If at least one child in a family with 3 children is a boy then the probability that 2 of the children are boys, is
A: $\dfrac{3}{7}$
B: $\dfrac{4}{7}$
C: $\dfrac{1}{3}$
D: $\dfrac{3}{8}$

Answer 1

Hint: First, try to find all the possible ways, as they have given in the question find the possible ways with at least $1$ boy. Then out of all the possible ways with at least one boy, find how many ways having two boy children will give us the correct answer.

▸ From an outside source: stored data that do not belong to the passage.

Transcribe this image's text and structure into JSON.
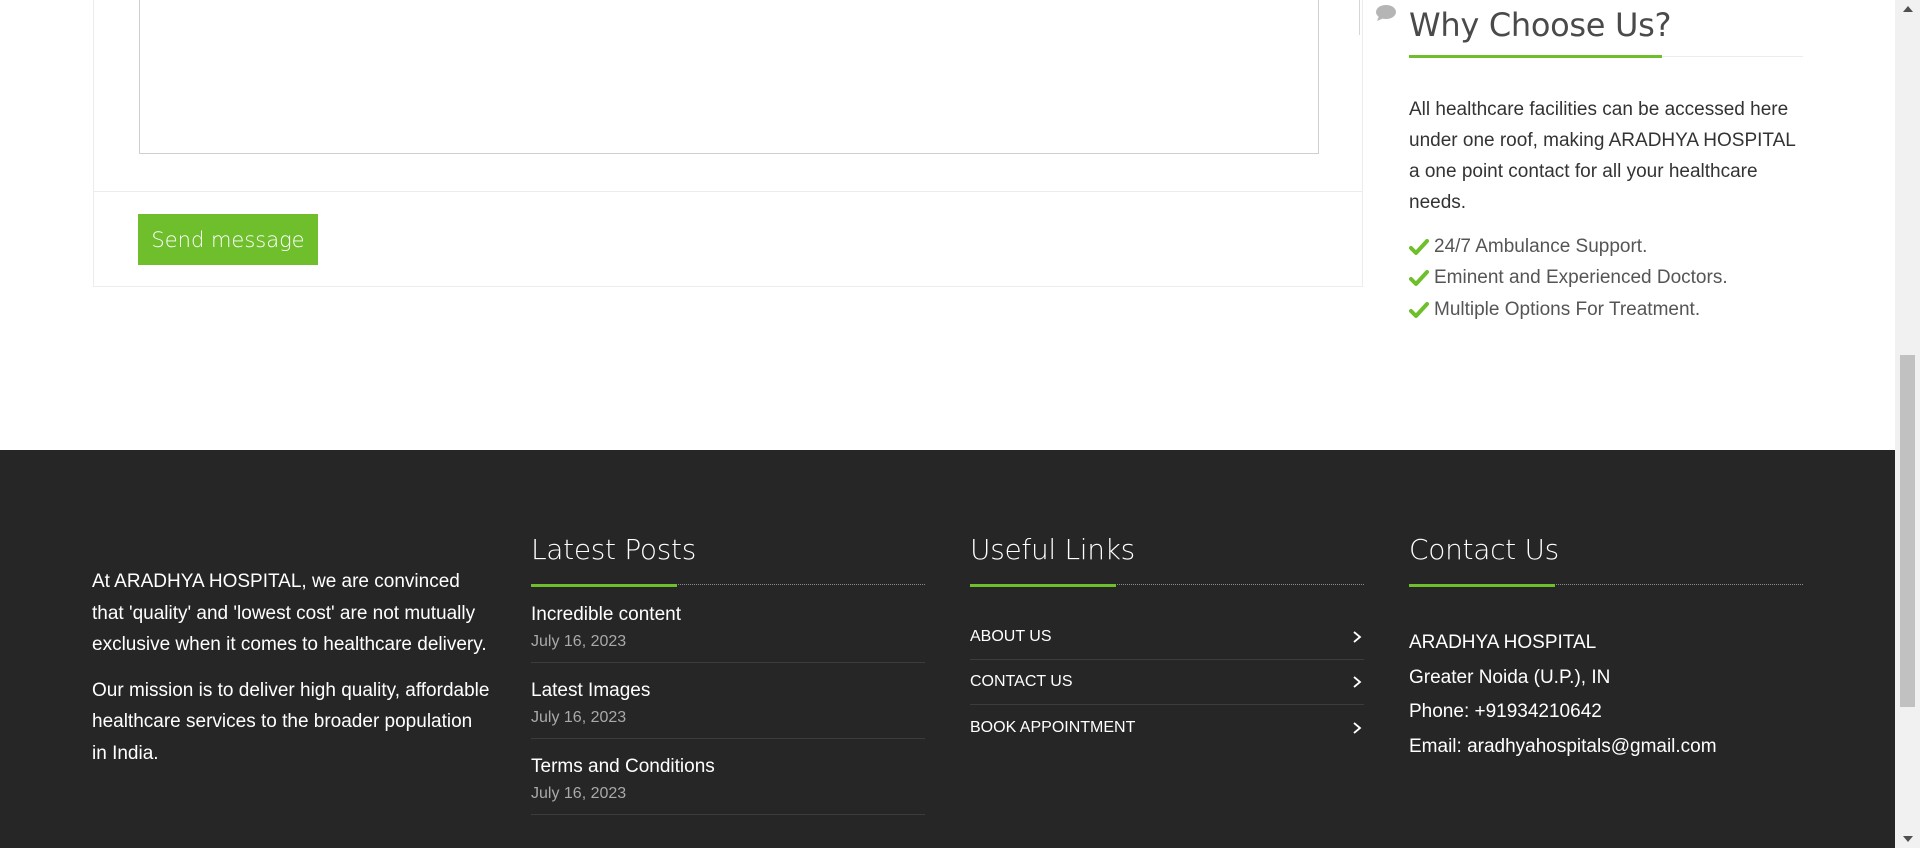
{
  "form": {
    "message_value": "",
    "send_label": "Send message"
  },
  "why": {
    "title": "Why Choose Us?",
    "description": "All healthcare facilities can be accessed here under one roof, making ARADHYA HOSPITAL a one point contact for all your healthcare needs.",
    "features": [
      "24/7 Ambulance Support.",
      "Eminent and Experienced Doctors.",
      "Multiple Options For Treatment."
    ]
  },
  "footer": {
    "about": [
      "At ARADHYA HOSPITAL, we are convinced that 'quality' and 'lowest cost' are not mutually exclusive when it comes to healthcare delivery.",
      "Our mission is to deliver high quality, affordable healthcare services to the broader population in India."
    ],
    "posts": {
      "title": "Latest Posts",
      "items": [
        {
          "title": "Incredible content",
          "date": "July 16, 2023"
        },
        {
          "title": "Latest Images",
          "date": "July 16, 2023"
        },
        {
          "title": "Terms and Conditions",
          "date": "July 16, 2023"
        }
      ]
    },
    "links": {
      "title": "Useful Links",
      "items": [
        "ABOUT US",
        "CONTACT US",
        "BOOK APPOINTMENT"
      ]
    },
    "contact": {
      "title": "Contact Us",
      "name": "ARADHYA HOSPITAL",
      "location": "Greater Noida (U.P.), IN",
      "phone": "Phone: +91934210642",
      "email": "Email: aradhyahospitals@gmail.com"
    }
  },
  "colors": {
    "accent": "#6fbf2c",
    "footer_bg": "#262626"
  },
  "icons": {
    "message": "comment-icon",
    "feature": "check-icon",
    "link": "chevron-right-icon"
  }
}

Complete step-by-step answer:
First we will understand the question they have given,
They have given that in a family there are $3$ children’s. So now we will write all the possible ways of having a girl and boy child.
We will take g for girl child and b for boy child and see the possible ways,
1: g g g
2: g g b
3: g b b
4: b b b
5: b b g
6: b g g
7: b g b
8: g b g
We have written all the possible ways for $3$ children but in the question they have given that at least $1$ boy should be present so case 1 with all the girls is excluded.
Now, the total number of ways with at least one boy is present will be $7$.
Now, we need to find out the total number of ways which is having $2$ of the children are boys
From the above listed possibility we can see that in case $1,5,7$ are having $2$boys and $1$ girl.
So the probability of $2$ of the children are boys, can be written by using the probability formula that is,
$P(A) = \dfrac{{n(A)}}{n}$
Where $P(A)$ denotes the probability of A
$n(A)$ is the number of occurrence of A or the number of favorable outcomes, here it is $3$
$n$ is the total number of possible outcomes or the sample space, here it is $7$.
Hence, we can write the probability as $P(A) = \dfrac{3}{7}$.
Therefore the correct answer is option A.

Note: In the question they have mentioned out of $3$ children’s one should be boy so while considering the sample space you should not consider the possibility of having all the girls, by excluding the one possibility we need to consider the other for sample space.